Cuts already have started, said Dr. John Lucas, CRMC’s chief executive officer.
CRMC’s board of trustees agreed that the hospital will cut $35 million in operating costs over the next three years to help absorb the overall loss.
The plan for the Cheyenne hospital calls for a balanced approach of cuts and more revenue.
CRMC laid off eight high-ranking administrators in February to help save money.
But its top goal in making future cuts is to protect jobs, Lucas said.
“We don’t want to lay anyone off. But you can’t make a promise like that,” he said. “We don’t control the external environment.”
Neil Hilton, vice president of the Wyoming Hospital Association, said hospitals and doctors are finding ways to become more efficient.

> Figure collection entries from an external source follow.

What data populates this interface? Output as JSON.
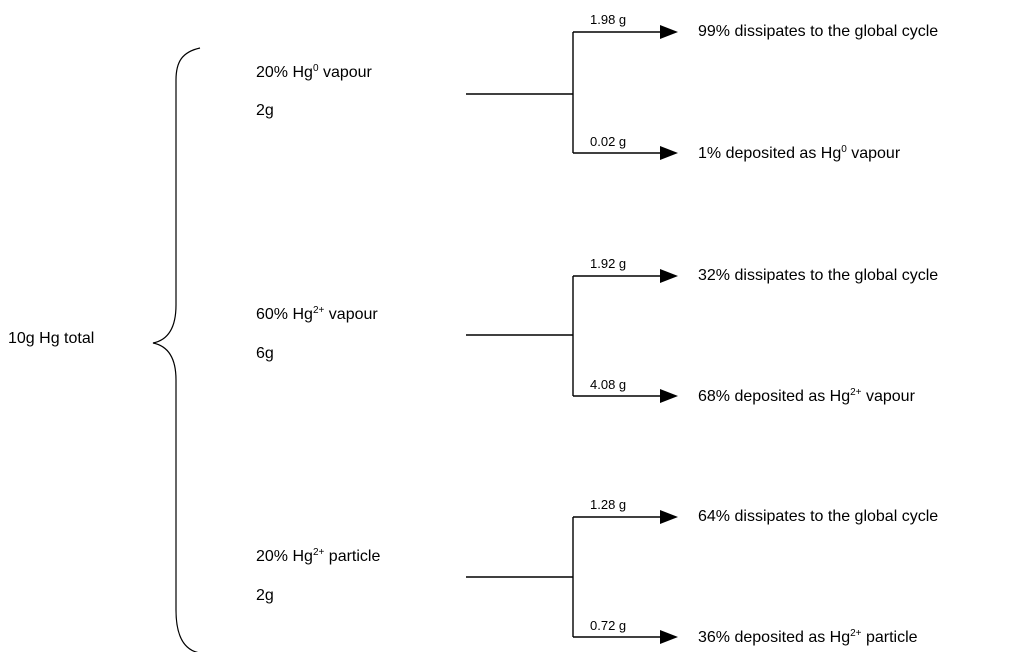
{
  "total": {
    "label": "10g Hg total"
  },
  "groups": [
    {
      "pct": "20%",
      "species": "Hg",
      "charge": "0",
      "form": "vapour",
      "mass": "2g",
      "branches": [
        {
          "amount": "1.98 g",
          "pct": "99%",
          "text": "dissipates to the global cycle"
        },
        {
          "amount": "0.02 g",
          "pct": "1%",
          "text": "deposited as",
          "species": "Hg",
          "charge": "0",
          "form": "vapour"
        }
      ]
    },
    {
      "pct": "60%",
      "species": "Hg",
      "charge": "2+",
      "form": "vapour",
      "mass": "6g",
      "branches": [
        {
          "amount": "1.92 g",
          "pct": "32%",
          "text": "dissipates to the global cycle"
        },
        {
          "amount": "4.08 g",
          "pct": "68%",
          "text": "deposited as",
          "species": "Hg",
          "charge": "2+",
          "form": "vapour"
        }
      ]
    },
    {
      "pct": "20%",
      "species": "Hg",
      "charge": "2+",
      "form": "particle",
      "mass": "2g",
      "branches": [
        {
          "amount": "1.28 g",
          "pct": "64%",
          "text": "dissipates to the global cycle"
        },
        {
          "amount": "0.72 g",
          "pct": "36%",
          "text": "deposited as",
          "species": "Hg",
          "charge": "2+",
          "form": "particle"
        }
      ]
    }
  ]
}
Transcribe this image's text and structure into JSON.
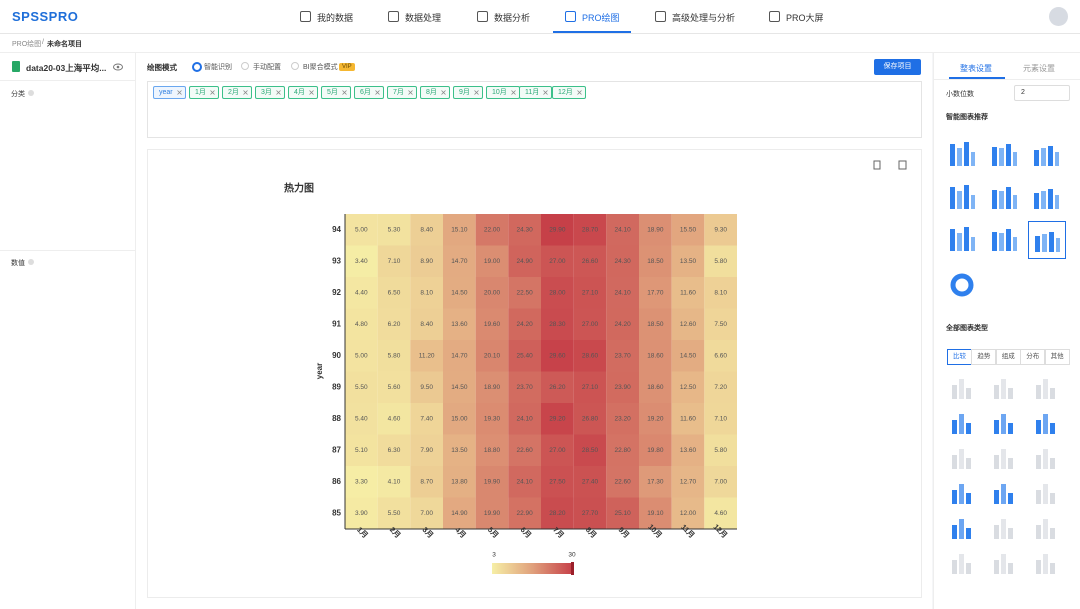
{
  "nav": {
    "logo": "SPSSPRO",
    "items": [
      "我的数据",
      "数据处理",
      "数据分析",
      "PRO绘图",
      "高级处理与分析",
      "PRO大屏"
    ]
  },
  "breadcrumb": {
    "parent": "PRO绘图",
    "separator": "/",
    "current": "未命名项目"
  },
  "left_panel": {
    "file": "data20-03上海平均...",
    "fields": [
      "分类",
      "数值"
    ]
  },
  "toolbar": {
    "mode_label": "绘图模式",
    "modes": [
      "智能识别",
      "手动配置",
      "BI聚合模式"
    ],
    "vip": "VIP",
    "save": "保存项目"
  },
  "tags": [
    "year",
    "1月",
    "2月",
    "3月",
    "4月",
    "5月",
    "6月",
    "7月",
    "8月",
    "9月",
    "10月",
    "11月",
    "12月"
  ],
  "chart_data": {
    "type": "heatmap",
    "title": "热力图",
    "y_label": "year",
    "x_categories": [
      "1月",
      "2月",
      "3月",
      "4月",
      "5月",
      "6月",
      "7月",
      "8月",
      "9月",
      "10月",
      "11月",
      "12月"
    ],
    "y_categories": [
      "94",
      "93",
      "92",
      "91",
      "90",
      "89",
      "88",
      "87",
      "86",
      "85"
    ],
    "values": [
      [
        5.0,
        5.3,
        8.4,
        15.1,
        22.0,
        24.3,
        29.9,
        28.7,
        24.1,
        18.9,
        15.5,
        9.3
      ],
      [
        3.4,
        7.1,
        8.9,
        14.7,
        19.0,
        24.9,
        27.0,
        26.6,
        24.3,
        18.5,
        13.5,
        5.8
      ],
      [
        4.4,
        6.5,
        8.1,
        14.5,
        20.0,
        22.5,
        28.0,
        27.1,
        24.1,
        17.7,
        11.6,
        8.1
      ],
      [
        4.8,
        6.2,
        8.4,
        13.6,
        19.6,
        24.2,
        28.3,
        27.0,
        24.2,
        18.5,
        12.6,
        7.5
      ],
      [
        5.0,
        5.8,
        11.2,
        14.7,
        20.1,
        25.4,
        29.6,
        28.6,
        23.7,
        18.6,
        14.5,
        6.6
      ],
      [
        5.5,
        5.6,
        9.5,
        14.5,
        18.9,
        23.7,
        26.2,
        27.1,
        23.9,
        18.6,
        12.5,
        7.2
      ],
      [
        5.4,
        4.6,
        7.4,
        15.0,
        19.3,
        24.1,
        29.2,
        26.8,
        23.2,
        19.2,
        11.6,
        7.1
      ],
      [
        5.1,
        6.3,
        7.9,
        13.5,
        18.8,
        22.6,
        27.0,
        28.5,
        22.8,
        19.8,
        13.6,
        5.8
      ],
      [
        3.3,
        4.1,
        8.7,
        13.8,
        19.9,
        24.1,
        27.5,
        27.4,
        22.6,
        17.3,
        12.7,
        7.0
      ],
      [
        3.9,
        5.5,
        7.0,
        14.9,
        19.9,
        22.9,
        28.2,
        27.7,
        25.1,
        19.1,
        12.0,
        4.6
      ]
    ],
    "value_labels": [
      [
        "5.00",
        "5.30",
        "8.40",
        "15.10",
        "22.00",
        "24.30",
        "29.90",
        "28.70",
        "24.10",
        "18.90",
        "15.50",
        "9.30"
      ],
      [
        "3.40",
        "7.10",
        "8.90",
        "14.70",
        "19.00",
        "24.90",
        "27.00",
        "26.60",
        "24.30",
        "18.50",
        "13.50",
        "5.80"
      ],
      [
        "4.40",
        "6.50",
        "8.10",
        "14.50",
        "20.00",
        "22.50",
        "28.00",
        "27.10",
        "24.10",
        "17.70",
        "11.60",
        "8.10"
      ],
      [
        "4.80",
        "6.20",
        "8.40",
        "13.60",
        "19.60",
        "24.20",
        "28.30",
        "27.00",
        "24.20",
        "18.50",
        "12.60",
        "7.50"
      ],
      [
        "5.00",
        "5.80",
        "11.20",
        "14.70",
        "20.10",
        "25.40",
        "29.60",
        "28.60",
        "23.70",
        "18.60",
        "14.50",
        "6.60"
      ],
      [
        "5.50",
        "5.60",
        "9.50",
        "14.50",
        "18.90",
        "23.70",
        "26.20",
        "27.10",
        "23.90",
        "18.60",
        "12.50",
        "7.20"
      ],
      [
        "5.40",
        "4.60",
        "7.40",
        "15.00",
        "19.30",
        "24.10",
        "29.20",
        "26.80",
        "23.20",
        "19.20",
        "11.60",
        "7.10"
      ],
      [
        "5.10",
        "6.30",
        "7.90",
        "13.50",
        "18.80",
        "22.60",
        "27.00",
        "28.50",
        "22.80",
        "19.80",
        "13.60",
        "5.80"
      ],
      [
        "3.30",
        "4.10",
        "8.70",
        "13.80",
        "19.90",
        "24.10",
        "27.50",
        "27.40",
        "22.60",
        "17.30",
        "12.70",
        "7.00"
      ],
      [
        "3.90",
        "5.50",
        "7.00",
        "14.90",
        "19.90",
        "22.90",
        "28.20",
        "27.70",
        "25.10",
        "19.10",
        "12.00",
        "4.60"
      ]
    ],
    "visual_map": {
      "min": 3,
      "max": 30,
      "colors": [
        "#f6efa6",
        "#e0a07c",
        "#c63f48"
      ]
    }
  },
  "right_panel": {
    "tabs": [
      "整表设置",
      "元素设置"
    ],
    "decimal_label": "小数位数",
    "decimal_value": "2",
    "recommend": "智能图表推荐",
    "all_types": "全部图表类型",
    "type_tabs": [
      "比较",
      "趋势",
      "组成",
      "分布",
      "其他"
    ]
  }
}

People want more value, better quality, better outcomes and more consistency from their health care, Hilton said. Reimbursements to hospitals are changing from paying for how many cases hospitals and doctors do to quality of care.
CRMC leaders plan to get more efficient at buying pharmaceuticals and improve purchasing practices.
They will look at ways to increase efficiency, Lucas said. For example, the average stay for patients at CRMC is too long now, he said.
“Sometimes, a lot of people are parked here an extra day” who could go home, he said.
The hospital must improve management of the cases of very sick and uninsured patients, he said.
Hospital leaders want to make sure they provide good primary and preventive care to avoid higher costs from more care in the long term, Lucas said.
The Affordable Care Act in its original design does not hurt hospitals, Lucas said. Indeed, he supports the ACA plan that would insure 30 million people who are not insured now.
“That’s a good thing to me,” he said. “What’s hurting us is that we’re in a state that didn’t do the Medicaid expansion.”
The decision not to expand the number of people on Medicaid means hospitals don’t get insurance money for caring for them but must provide the money themselves.
“I think it’s our duty as leaders in health care to do everything we can to improve the quality and reduce the cost and make health care affordable,” Lucas said.